Political scientist and Cornell professor Jamila Michener is one of the most brilliant heirs to this legacy currently working. I met Michener at a conference three years ago, and spent much of the flight home reading every article of hers I could find. What unifies her work is a desire to examine social programs like Medicaid or food stamps from the bottom up: as they’re used and experienced by citizens, and as they shape how those citizens view their role in American democracy.

Her book on Medicaid showed how the sharp inequities in that program’s benefits from state to state place huge burdens on participants, particularly Black and Latino participants, and deter them from voting or participating in politics. Her main data set? Interviews with dozens of beneficiaries speaking for themselves about their experience with the program. Other work of hers takes a similar lens to the “motor voter” law requiring states to offer voter registration to people using government services. Some states comply more than others, and she finds that this has big implications for democratic participation.
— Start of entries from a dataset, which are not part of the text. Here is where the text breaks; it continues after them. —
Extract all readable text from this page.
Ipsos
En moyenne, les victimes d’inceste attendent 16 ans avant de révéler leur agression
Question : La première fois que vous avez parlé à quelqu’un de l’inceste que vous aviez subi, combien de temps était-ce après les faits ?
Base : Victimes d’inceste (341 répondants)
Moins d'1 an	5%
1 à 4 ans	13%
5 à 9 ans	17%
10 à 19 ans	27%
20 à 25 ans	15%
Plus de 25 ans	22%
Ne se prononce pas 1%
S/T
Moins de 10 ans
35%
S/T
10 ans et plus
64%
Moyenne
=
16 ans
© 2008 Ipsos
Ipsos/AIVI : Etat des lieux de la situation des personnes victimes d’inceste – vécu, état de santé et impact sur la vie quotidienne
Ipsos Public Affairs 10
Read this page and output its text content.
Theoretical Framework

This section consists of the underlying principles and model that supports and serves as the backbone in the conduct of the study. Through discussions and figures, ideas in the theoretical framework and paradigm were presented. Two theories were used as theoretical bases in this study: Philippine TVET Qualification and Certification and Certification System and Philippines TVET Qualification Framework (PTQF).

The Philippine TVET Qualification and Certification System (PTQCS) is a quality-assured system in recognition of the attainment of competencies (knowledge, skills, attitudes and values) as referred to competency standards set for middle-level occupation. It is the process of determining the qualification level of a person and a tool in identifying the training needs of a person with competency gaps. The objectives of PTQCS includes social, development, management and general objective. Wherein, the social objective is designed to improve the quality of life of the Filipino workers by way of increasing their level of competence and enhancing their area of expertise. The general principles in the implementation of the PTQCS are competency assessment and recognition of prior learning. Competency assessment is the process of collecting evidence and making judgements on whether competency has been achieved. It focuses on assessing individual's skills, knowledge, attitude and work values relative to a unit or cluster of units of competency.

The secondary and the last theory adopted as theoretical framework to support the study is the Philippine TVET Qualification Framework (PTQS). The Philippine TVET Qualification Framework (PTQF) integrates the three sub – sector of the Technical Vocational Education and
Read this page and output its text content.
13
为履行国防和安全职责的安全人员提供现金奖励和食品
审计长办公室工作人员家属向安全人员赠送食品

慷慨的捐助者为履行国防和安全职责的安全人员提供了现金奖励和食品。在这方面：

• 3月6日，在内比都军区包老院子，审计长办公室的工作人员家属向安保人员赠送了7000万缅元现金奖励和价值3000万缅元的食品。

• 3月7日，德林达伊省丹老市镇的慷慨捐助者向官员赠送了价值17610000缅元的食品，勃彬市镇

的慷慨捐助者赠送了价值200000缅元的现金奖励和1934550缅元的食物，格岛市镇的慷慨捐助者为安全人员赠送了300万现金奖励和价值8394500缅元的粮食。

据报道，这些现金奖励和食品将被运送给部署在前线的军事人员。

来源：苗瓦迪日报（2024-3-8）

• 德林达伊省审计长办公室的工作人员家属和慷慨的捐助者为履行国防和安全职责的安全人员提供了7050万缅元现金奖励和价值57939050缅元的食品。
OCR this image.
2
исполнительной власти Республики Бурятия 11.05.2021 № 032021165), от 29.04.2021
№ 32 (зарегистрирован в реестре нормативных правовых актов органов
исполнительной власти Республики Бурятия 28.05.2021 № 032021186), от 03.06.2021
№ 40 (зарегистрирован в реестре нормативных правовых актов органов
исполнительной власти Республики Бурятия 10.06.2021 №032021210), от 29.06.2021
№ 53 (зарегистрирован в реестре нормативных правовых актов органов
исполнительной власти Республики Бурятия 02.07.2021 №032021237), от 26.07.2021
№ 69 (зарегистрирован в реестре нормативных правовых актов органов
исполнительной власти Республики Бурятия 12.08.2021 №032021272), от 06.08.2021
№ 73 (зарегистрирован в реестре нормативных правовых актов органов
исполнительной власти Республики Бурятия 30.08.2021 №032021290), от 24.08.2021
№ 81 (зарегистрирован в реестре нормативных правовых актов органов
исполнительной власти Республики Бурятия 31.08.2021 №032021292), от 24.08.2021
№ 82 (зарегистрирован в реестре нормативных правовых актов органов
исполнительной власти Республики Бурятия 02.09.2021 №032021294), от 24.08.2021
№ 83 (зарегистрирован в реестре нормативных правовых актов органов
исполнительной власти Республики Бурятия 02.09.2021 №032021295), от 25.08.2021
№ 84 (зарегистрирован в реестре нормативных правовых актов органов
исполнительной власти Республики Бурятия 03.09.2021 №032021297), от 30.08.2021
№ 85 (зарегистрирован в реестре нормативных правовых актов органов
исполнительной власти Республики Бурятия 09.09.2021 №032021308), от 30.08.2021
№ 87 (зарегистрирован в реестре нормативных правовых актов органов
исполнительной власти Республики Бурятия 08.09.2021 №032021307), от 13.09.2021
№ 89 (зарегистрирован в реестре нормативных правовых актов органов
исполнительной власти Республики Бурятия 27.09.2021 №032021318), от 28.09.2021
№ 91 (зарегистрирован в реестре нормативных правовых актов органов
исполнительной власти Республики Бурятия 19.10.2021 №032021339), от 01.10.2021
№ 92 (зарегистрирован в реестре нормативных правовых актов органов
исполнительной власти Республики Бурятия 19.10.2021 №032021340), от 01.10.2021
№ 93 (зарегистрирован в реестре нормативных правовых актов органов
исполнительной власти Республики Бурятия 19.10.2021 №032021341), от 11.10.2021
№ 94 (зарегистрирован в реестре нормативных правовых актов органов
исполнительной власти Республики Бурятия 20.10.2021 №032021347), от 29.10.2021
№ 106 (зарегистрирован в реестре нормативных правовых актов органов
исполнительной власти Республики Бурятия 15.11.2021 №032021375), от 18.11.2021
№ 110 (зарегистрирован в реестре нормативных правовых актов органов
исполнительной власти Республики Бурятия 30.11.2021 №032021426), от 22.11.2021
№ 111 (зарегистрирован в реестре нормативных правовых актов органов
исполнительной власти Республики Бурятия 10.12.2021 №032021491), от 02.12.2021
But Michener is wise enough to know that her findings are not just details about Medicaid or Section 7 of the National Voter Registration Act. Her work indicts the broader structure of American federalism, and draws into question common theories about American politics. Political scientists have long viewed “policy feedback” as a key force: If seniors get Medicare for years, they become invested in the program and fight for its preservation and against cuts. But policy feedback, as Michener notes in another paper, varies by race and income: Not only do people on the margins generally have less voice, but the burdens of oppressively complex safety net programs reduce their voice still further.

Among other things, this observation helps explain the death of the expanded child tax credit in 2021. Policy feedback from the low-income, mostly nonwhite people who benefited most wasn’t enough to save it.

And if I may be so bold, I’d argue Michener’s work has international implications, too. Yes, her work is rooted deeply in peculiar American institutions. But it speaks broadly to the task of developing equitable policies in multiracial societies characterized by institutionalized prejudice. That’s America — but it’s also Western Europe, and much of Latin America, and beyond.